Having surveyed the history of economic thought on the subject of austerity, Blyth turns to its “natural history,” the actual application of austerity policies in real economies. He finds little evidence that such policies are effective in ending recessions and generating economic growth.
Blyth begins with the observation, “It’s not until the early twentieth century…that we encounter states that are both big enough to cut, and democratic enough to cause problems for austerity policy.” Austerity policies are harder to sustain in a democratic society because they often place a higher priority on protecting the wealth of the haves than promoting economic growth and employment for the have-nots. Adam Smith, for one, endorsed that priority when he said, “In so far as it is instituted for the security of property, [government] is in reality instituted for the defense of the rich against the poor.”
A key issue in the early twentieth-century dispute over austerity was the gold standard. Rich creditors wanted their loans to be repaid in currency with a fixed value in gold. The focus on maintaining the value of the currency limited the government’s options for dealing with recessions, since nothing that weakened the currency and threated a run on gold was acceptable. Measures that risked inflation, such as lower interest rates to facilitate borrowing, or deficit spending to increase consumption and employment, were off limits. In troubled times, austerity policies protected creditors, but high interest rates and unemployment hurt debtors and workers. Such policies became increasingly hard to maintain in democratic societies. Blyth regards the European common currency as the functional equivalent of the gold standard, and he sees austerity measures there benefiting Northern European creditors at the expense of Southern European debtors.
During the Great Depression, countries that abandoned the gold standard and its associated austerity policies fared better than those who tried to maintain them. That experience convinced many economists that austerity was indeed a dangerous idea. The sad thing about that historical era is that so many countries relied on war spending to get their economies growing again. Keynes observed in 1940, “It is, it seems politically impossible for a capitalist democracy to organize expenditure on the scale necessary to make the grand experiment which would prove my case–except in war conditions.” Blyth argues that the previous failure of austerity policies enabled the aggressive militarists to come to power in both Germany and Japan. (He does not accept the monetarist argument that hyper-inflation in Germany was to blame, since it had been brought under control well before the Nazis came to power.) Meanwhile, continued austerity in France prevented modernization of the French military to deal with the German threat.

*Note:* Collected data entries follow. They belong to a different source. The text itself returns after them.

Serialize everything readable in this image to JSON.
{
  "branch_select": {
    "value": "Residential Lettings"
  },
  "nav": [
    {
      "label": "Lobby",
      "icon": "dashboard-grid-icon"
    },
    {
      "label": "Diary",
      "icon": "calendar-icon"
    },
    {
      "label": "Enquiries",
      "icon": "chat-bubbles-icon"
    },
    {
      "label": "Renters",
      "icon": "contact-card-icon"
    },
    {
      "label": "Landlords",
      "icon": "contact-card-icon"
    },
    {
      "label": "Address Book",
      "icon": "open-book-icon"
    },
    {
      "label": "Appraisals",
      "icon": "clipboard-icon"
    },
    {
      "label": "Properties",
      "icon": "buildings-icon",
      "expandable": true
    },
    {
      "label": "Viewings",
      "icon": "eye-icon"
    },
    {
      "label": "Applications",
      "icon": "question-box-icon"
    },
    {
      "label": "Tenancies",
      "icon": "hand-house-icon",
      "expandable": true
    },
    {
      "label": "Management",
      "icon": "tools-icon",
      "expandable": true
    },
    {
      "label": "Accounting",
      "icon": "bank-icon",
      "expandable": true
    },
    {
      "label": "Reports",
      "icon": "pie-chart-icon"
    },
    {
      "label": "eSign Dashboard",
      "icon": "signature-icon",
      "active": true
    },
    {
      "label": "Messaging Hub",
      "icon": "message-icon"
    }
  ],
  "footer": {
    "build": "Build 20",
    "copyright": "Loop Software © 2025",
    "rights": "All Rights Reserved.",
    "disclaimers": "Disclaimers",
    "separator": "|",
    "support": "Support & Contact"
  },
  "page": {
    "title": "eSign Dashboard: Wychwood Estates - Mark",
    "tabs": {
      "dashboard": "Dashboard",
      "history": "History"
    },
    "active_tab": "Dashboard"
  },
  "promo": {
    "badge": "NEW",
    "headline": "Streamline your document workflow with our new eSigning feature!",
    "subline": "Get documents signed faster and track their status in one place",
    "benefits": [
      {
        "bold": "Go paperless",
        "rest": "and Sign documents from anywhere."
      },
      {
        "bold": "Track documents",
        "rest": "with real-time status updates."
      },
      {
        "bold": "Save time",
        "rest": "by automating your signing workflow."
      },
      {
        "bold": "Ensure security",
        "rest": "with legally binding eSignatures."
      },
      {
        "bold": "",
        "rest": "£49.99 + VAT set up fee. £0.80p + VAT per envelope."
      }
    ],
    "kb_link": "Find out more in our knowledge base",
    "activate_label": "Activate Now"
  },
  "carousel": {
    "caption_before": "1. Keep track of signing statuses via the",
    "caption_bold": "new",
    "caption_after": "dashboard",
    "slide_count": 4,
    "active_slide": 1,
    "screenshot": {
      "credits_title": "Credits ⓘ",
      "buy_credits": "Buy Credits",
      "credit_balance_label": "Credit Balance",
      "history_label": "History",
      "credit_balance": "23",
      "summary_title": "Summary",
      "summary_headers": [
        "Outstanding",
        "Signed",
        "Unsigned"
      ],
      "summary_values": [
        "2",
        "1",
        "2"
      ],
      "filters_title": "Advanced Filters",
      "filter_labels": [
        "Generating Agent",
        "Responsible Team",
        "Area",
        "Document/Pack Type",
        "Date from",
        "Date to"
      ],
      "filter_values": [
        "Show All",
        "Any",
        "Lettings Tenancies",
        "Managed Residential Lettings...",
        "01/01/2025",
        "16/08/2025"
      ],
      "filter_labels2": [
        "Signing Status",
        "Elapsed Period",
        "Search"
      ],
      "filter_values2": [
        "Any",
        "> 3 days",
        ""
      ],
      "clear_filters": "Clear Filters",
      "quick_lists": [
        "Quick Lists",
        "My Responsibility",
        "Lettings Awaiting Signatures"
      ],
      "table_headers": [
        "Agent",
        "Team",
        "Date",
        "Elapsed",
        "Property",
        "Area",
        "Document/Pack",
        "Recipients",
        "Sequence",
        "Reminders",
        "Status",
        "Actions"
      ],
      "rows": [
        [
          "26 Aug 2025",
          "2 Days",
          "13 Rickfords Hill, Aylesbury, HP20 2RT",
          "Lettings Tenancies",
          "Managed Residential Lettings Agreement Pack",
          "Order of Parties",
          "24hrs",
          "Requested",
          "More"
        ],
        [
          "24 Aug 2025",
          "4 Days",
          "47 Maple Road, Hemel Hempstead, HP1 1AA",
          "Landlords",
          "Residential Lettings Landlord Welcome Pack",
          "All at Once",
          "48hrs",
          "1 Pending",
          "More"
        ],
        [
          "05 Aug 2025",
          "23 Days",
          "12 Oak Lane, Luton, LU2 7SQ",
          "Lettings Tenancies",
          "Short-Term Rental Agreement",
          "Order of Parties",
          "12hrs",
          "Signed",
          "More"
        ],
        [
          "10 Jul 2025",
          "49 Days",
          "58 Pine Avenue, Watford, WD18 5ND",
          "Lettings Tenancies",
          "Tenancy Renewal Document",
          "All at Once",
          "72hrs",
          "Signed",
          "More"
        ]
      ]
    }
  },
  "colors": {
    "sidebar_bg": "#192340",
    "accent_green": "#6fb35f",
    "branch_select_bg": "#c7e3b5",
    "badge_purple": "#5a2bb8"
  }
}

In the more recent economic crisis, Blyth focuses on the debate over austerity in Europe. The new advocates of austerity, such as Alesina and Ardanga, have cited Denmark, Ireland, Australia, and Sweden as examples of countries that have restored confidence and resumed economic growth by cutting government spending. While European leaders were quick to use this argument to support belt-tightening in even more troubled economies, the weight of economic opinion appears to be turning against it. Recent research by the International Monetary Fund has failed to find a positive correlation between deficit reduction and economic growth.
Other cases cited in support of austerity theories are Romania, Estonia, Bulgaria, Latvia, and Lithuania, since they managed to make deep fiscal cuts but achieve relatively high growth rates by 2011. Like many others, they were recovering from unsustainable economic booms characterized by loss of traditional industries, heavy investments in finance and real estate, dependence on foreign capital, and an overabundance of risky loans. Blyth doubts that those recent higher growth rates are sustainable: “The much-lauded catch-up is limited, fragile, and likely to be reversed.” The recovery doesn’t fit the austerity scenario in some important respects, since most of these governments have even more debt now than before, and the economic expectations of citizens (supposedly the key to resumed spending) remain very low.
Blyth makes it abundantly clear that this is an anti-austerity book. Although he says that “sometimes austerity can be the correct policy response,” I never found a clear statement of when that is. Certainly, he believes it isn’t now.
What then is the alternative? One country that seems to have found one is Iceland. When it experienced a huge financial collapse in 2008, it let its banks go bankrupt, letting “institutional creditors shoulder the cost of the collapse rather than the taxpayer.” It also increased taxes on the wealthy and strengthened its social welfare system. The result is that its deficit is falling, unemployment is low, and real wages have been rising. Blyth contrasts Iceland with Ireland, where the government guaranteed all bank assets at a cost of 45% of GDP and also cut spending, but where both public debt and unemployment rose substantially.
In the United States, it’s too late not to bail out the banks, but Blyth does like taxing the rich as a way of reducing debt without cutting useful government spending. The wealthiest 1% of the population amassed large fortunes during the economic boom; the richest 400 Americans alone own more assets than the bottom 150 million, nearly half the population. And the Great Recession has not yet been followed by any reduction in inequality, as occurred after the Great Depression of the 1930s. Blyth seems sure that the country will eventually tap into that enormous pool of private wealth and turn some of it to public good. So a policy of protection for the wealthy, but belt-tightening and insecurity for the rest of us will be replaced by something more democratic and more workable.